Protéger la mer en vue de l’exercice CUTLASS FURY 2023

25 septembre 2023

 

Ce n’est pas chose facile de trouver un endroit pouvant servir à la fois de secteur d’entraînement pour les navires et les aéronefs militaires, ainsi que d’habitat d’espèces sensibles. Grâce à Recherche et développement pour la défense Canada, l’océan peut remplir ces deux fonctions d’une manière plus sûre, capacité illustrée durant l’exercice CUTLASS FURY 2023, en vue duquel des scientifiques de la Défense ont pris la mer afin de rehausser la protection des mammifères marins.

L’exercice CUTLASS FURY est un exercice bisannuel de l’OTAN tenu dans l’Atlantique Nord, au large de la côte de la Nouvelle-Écosse. Il s’agit d’une occasion pour les Alliés de l’OTAN de se réunir et de mettre leurs habiletés à l’épreuve dans un environnement marin tactique simulé. Cette année, l’exercice s’est déroulé du 10 au 22 septembre.

Cinq jours avant le début de l’exercice, le programme de surveillance des mammifères marins (M3) dirigé par RDDC, de concert avec le groupe Coastal Environmental Observation Technology and Research de l’Université Dalhousie, a envoyé des planeurs commandés à distance remorquant des microphones sous-marins, ou hydrophones, à l’endroit où l’exercice devait avoir lieu. Ces planeurs électriques s’apparentent à des torpilles munies d’ailerons et ont à peu près la taille d’un alligator. Les hydrophones ont recueilli des données en temps réel axées sur les appels de baleines à proximité. Ces données ont été analysées pour cerner les zones que les navires devaient éviter lorsqu’ils utilisent un sonar actif, c’est-à-dire quand un navire envoie une impulsion, puis écoute les échos à l’aide de son sonar alors que les impulsions rebondissent contre des objets sous l’eau. En revanche, un sonar passif sert tout simplement à l’écoute sous-marine.

Un long planeur cylindrique muni d’ailerons, dans les sombres profondeurs de l’eau.

Un planeur Slocum de première génération.

« Quand les navires utilisent un sonar actif, ils produisent un puissant bruit sous-marin pouvant avoir une incidence sur les mammifères marins à proximité, notamment modifier leur comportement ou leur sensibilité auditive. En détectant la présence d’appels de mammifères marins, nous pouvons réaliser l’exercice dans des zones où des mammifères marins sont moins susceptibles d’être présents », explique Brendan Rideout, Ph. D., scientifique de la Défense au Centre de recherches de l’Atlantique de RDDC. « Notre objectif, c’est d’atténuer les risques d’atteinte tout en assurant la disponibilité opérationnelle de la Marine. »

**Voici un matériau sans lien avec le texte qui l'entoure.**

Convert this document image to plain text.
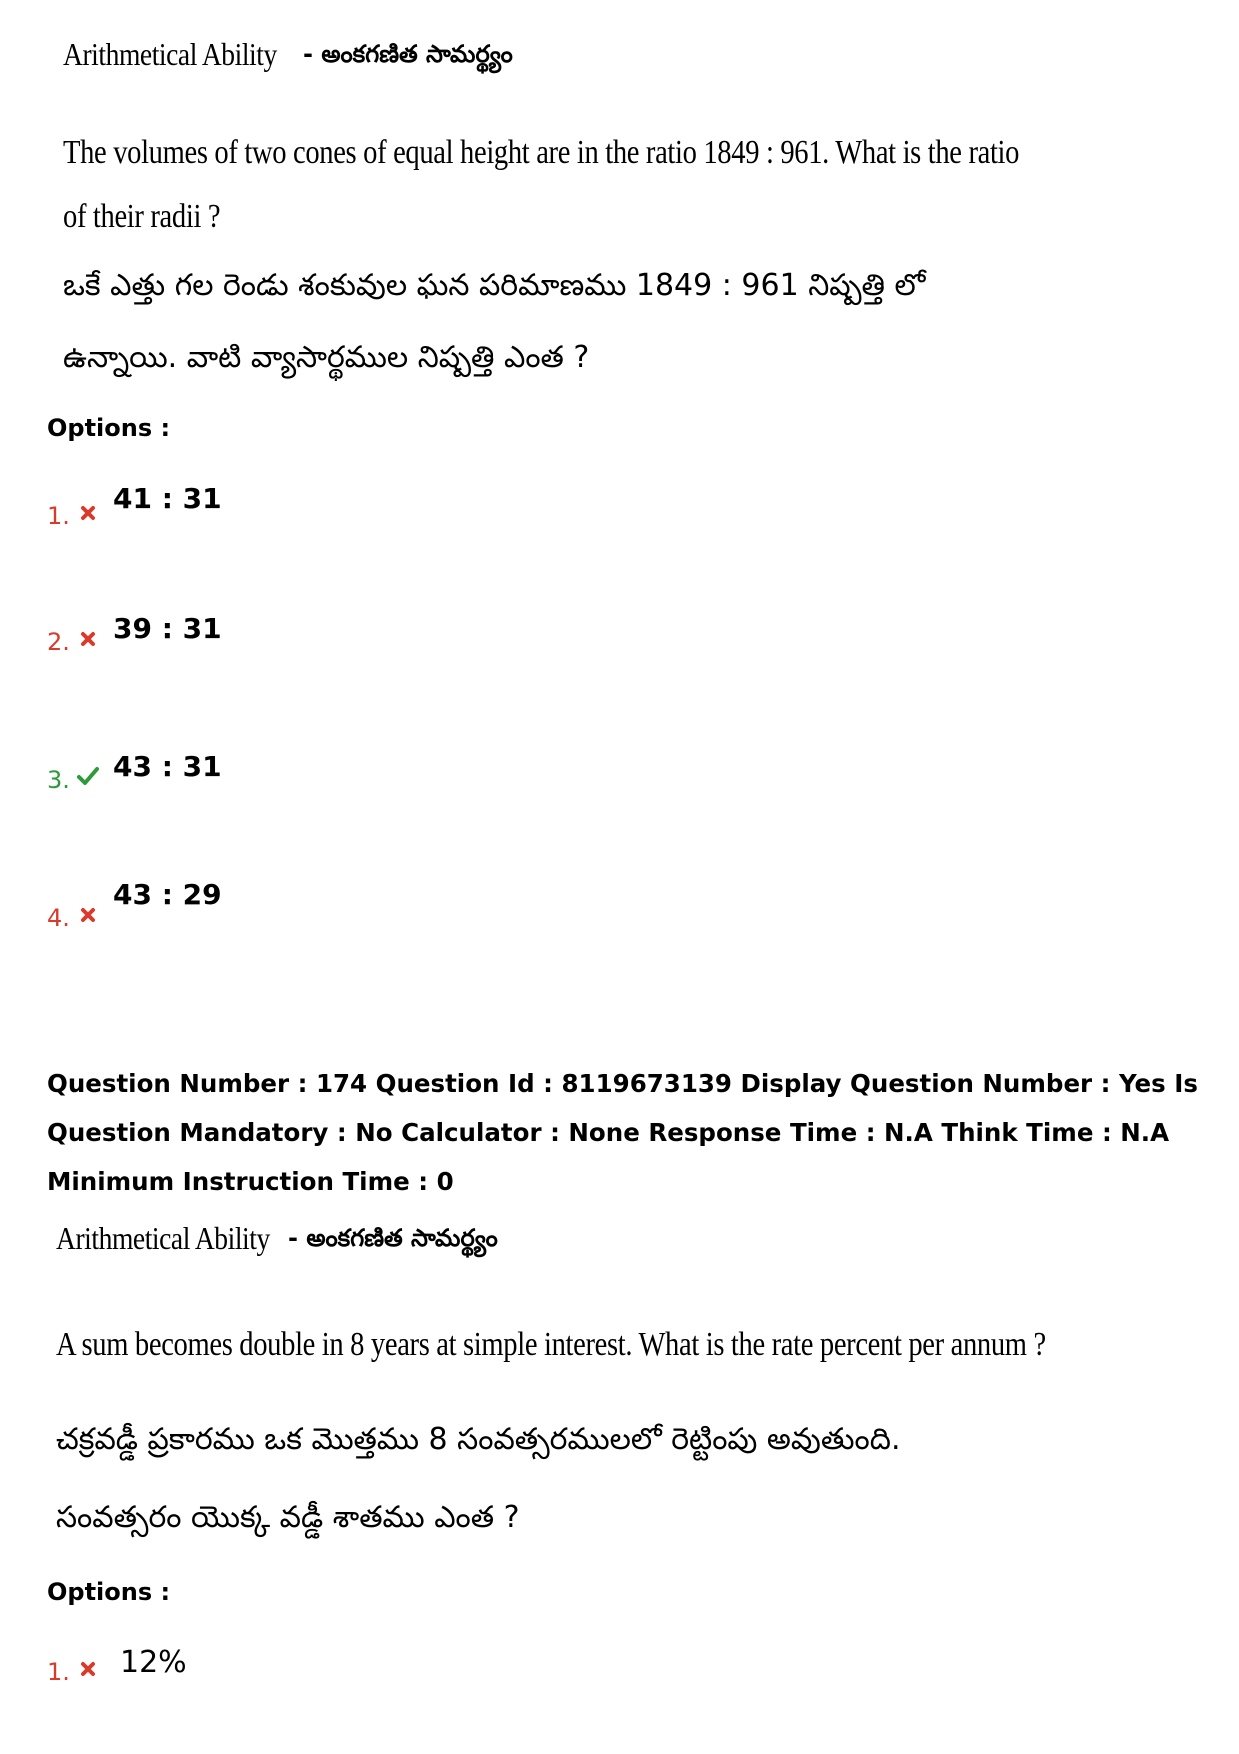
Arithmetical Ability - అంకగణిత సామర్థ్యం
The volumes of two cones of equal height are in the ratio 1849 : 961. What is the ratio
of their radii ?
ఒకే ఎత్తు గల రెండు శంకువుల ఘన పరిమాణము 1849 : 961 నిష్పత్తి లో
ఉన్నాయి. వాటి వ్యాసార్థముల నిష్పత్తి ఎంత ?
Options :
1.
41 : 31
2. 39 : 31
3. 43 : 31
4.
43 : 29
Question Number : 174 Question Id : 8119673139 Display Question Number : Yes Is Question Mandatory : No Calculator : None Response Time : N.A Think Time : N.A Minimum Instruction Time : 0
Arithmetical Ability - అంకగణిత సామర్థ్యం
A sum becomes double in 8 years at simple interest. What is the rate percent per annum ?
చక్రవడ్డీ ప్రకారము ఒక మొత్తము 8 సంవత్సరములలో రెట్టింపు అవుతుంది.
సంవత్సరం యొక్క వడ్డీ శాతము ఎంత ?
Options :
1. 12%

Le sonar actif constitue un outil important dans la détection et le suivi de sous-marins, d’où le fait que l’entraînement réalisé dans le cadre de l’exercice soit essentiel à la préparation en vue de la guerre anti-sous-marine. Cependant, en déterminant à l’avance où se trouvent des baleines, RDDC peut formuler des recommandations à l’intention des Forces armées canadiennes de sorte à planifier des exercices dans des régions éloignées d’emplacements connus de mammifères marins, ce qui limite les risques que pose l’utilisation de l’instrument.

Un autre outil de surveillance marine est en cours de développement dans le cadre du programme M3, à savoir le système intégré de surveillance et d’évaluation du risque pour les mammifères marins (IMMRAM). Ce système, un prototype actuellement, pourrait aider les dirigeants qui planifient des exercices futurs à prendre des décisions en leur présentant une grande quantité de données dans un format facile à comprendre. Le système IMMRAM élargira les capacités de M3 du Canada en combinant des données – historiques et en temps réel – sur les mammifères marins provenant d’un large éventail de sources, dans le but de créer une carte visuelle des régions où il est plus dangereux d’utiliser un sonar actif.

Grâce à ces outils, nous pouvons atténuer le risque de nuire aux mammifères marins au cours d’exercices navals. Le programme M3 de RDDC permet à la Marine royale canadienne de participer à d’importants exercices d’entraînement, comme l’exercice CUTLASS FURY, tout en améliorant la protection des mammifères sous la surface de l’eau.